Over 500 protesters were killed in the demonstrations as Iraqi security forces used live ammunition and tear gas to disperse crowds. Pressure from the protests lead to the resignation of Prime Minister Adel Abdul-Mahdi. Al-Kadhimi came to power following a political consensus in May and promised to deliver on key protesters' demands.
It's unclear under what electoral law the vote will be held. The premier's announcement has effectively thrown the ball in parliament's court, which now must officially vote on the new date. But political differences prevail over the implementation of a new electoral law passed late last year.
Parliament approved the law in December, aiming to give political independents a better chance of winning seats in parliament and weaken the hold of ruling elites.
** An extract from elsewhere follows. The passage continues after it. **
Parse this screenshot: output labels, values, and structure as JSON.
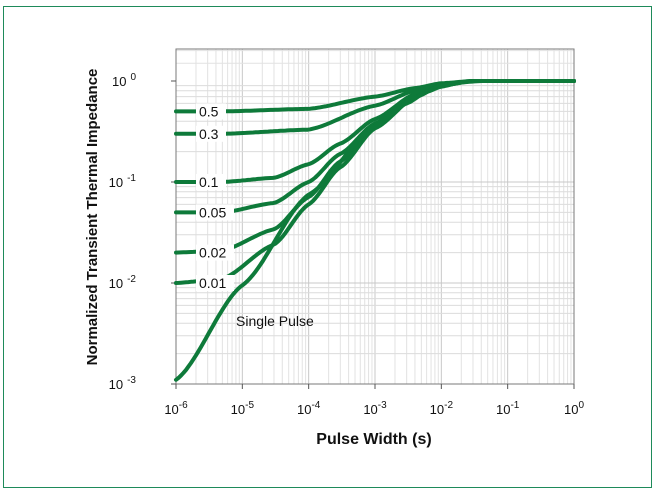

If implemented, the legislation would change each of the country’s 18 provinces into several electoral districts, with one legislator elected per 100,000 people. Crucially, the law also prevents parties from running on unified lists, which in the past has helped them sweep all the seats in a specific province. With the new law, seats will go to whoever gets the most votes in the electoral districts.
The May 2018 elections drew abysmal voter turnout and were tainted with allegations of fraud.
In a statement, the U.N. mission in Iraq welcomed al-Kadhimi's decision and said it was ready to provide support and technical advice, if requested by his government.